Aug 15, 2018 - Jul 31, 2021

Institution(s)

Massachusetts Institute of Technology

Award Number


Machine learning has witnessed tremendous progress over the last decade and is rapidly becoming a critical part of key aspects of our lives, from health care and financial services, to the way we evaluate job applications, commute to work, or even use media. This gives rise to a fundamental question: how will all these machine learning solutions fare when applied in real-world settings that are safety-sensitive or even security-critical? Will these solutions be sufficiently reliable and resistant to malicious tampering? These concerns are hardly unjustified. In fact, the current state-of-the-art machine learning toolkit was tailored to optimize for the "average case" performance and turns out to be catastrophically vulnerable to more "worst case" inputs and manipulation. A particularly prominent problem is the existence of so-called adversarial examples, i.e., inputs that are almost indistinguishable from natural data and yet cause the model to act incorrectly. This project's overarching goal is to re-think machine learning methodology to make it deliver solutions that are robust and secure. Much of the focus will be on building a principled and holistic understanding of adversarial robustness, i.e., resistance to adversarial examples, as a phenomenon both in machine learning and in security.

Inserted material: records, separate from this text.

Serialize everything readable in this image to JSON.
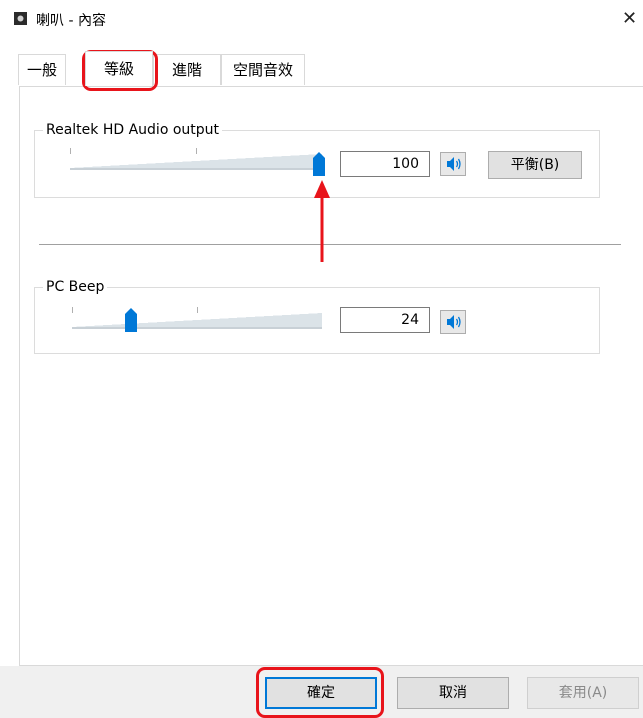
{
  "window": {
    "title": "喇叭 - 內容",
    "close_label": "✕"
  },
  "tabs": [
    {
      "label": "一般"
    },
    {
      "label": "等級",
      "active": true
    },
    {
      "label": "進階"
    },
    {
      "label": "空間音效"
    }
  ],
  "levels": {
    "output": {
      "label": "Realtek HD Audio output",
      "value": "100",
      "level_fraction": 1.0,
      "balance_label": "平衡(B)"
    },
    "beep": {
      "label": "PC Beep",
      "value": "24",
      "level_fraction": 0.24
    }
  },
  "footer": {
    "ok_label": "確定",
    "cancel_label": "取消",
    "apply_label": "套用(A)"
  },
  "colors": {
    "thumb": "#0078d7",
    "annotation": "#e8141b",
    "track": "#dbe3e8"
  }
}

As part of this goal, the team will conduct community-building and outreach efforts including hosting challenge competitions to test machine learning robustness, disseminating datasets and code, and developing course materials and research projects suitable for a variety of undergraduate and high school curricula.

The planned work will pursue three main thrusts: exploring the complexity landscape of adversarial robustness, analyzing the power and limitations of adversarial training (the current dominant approach to producing adversarially robust models), and designing classifiers whose adversarial robustness can be rigorously verified. The intent is to develop the theoretical foundations of the studied concepts but also to leverage them to engage the practical aspects of the problem. More specifically, on one hand, the project aims to establish formal threat models and provide ultimate limits on what kind of security can and cannot be achieved for them. The directions to be explored here span complexity analyses of adversarially robust generalization and model stealing, design of new regularization and optimization techniques for these contexts, and adapting the existing -- mostly continuous -- methods to discrete domains. On the other hand, the plan is to use the developed techniques to deploy adversarially robust models and then validate their robustness via a mix of public security challenges and benchmarks as well as formal verification tools. Design of these tools is a part of this project too and it involves exploring methods for reducing the number of non-linearities deep learning models use as well as applying convex programming approaches.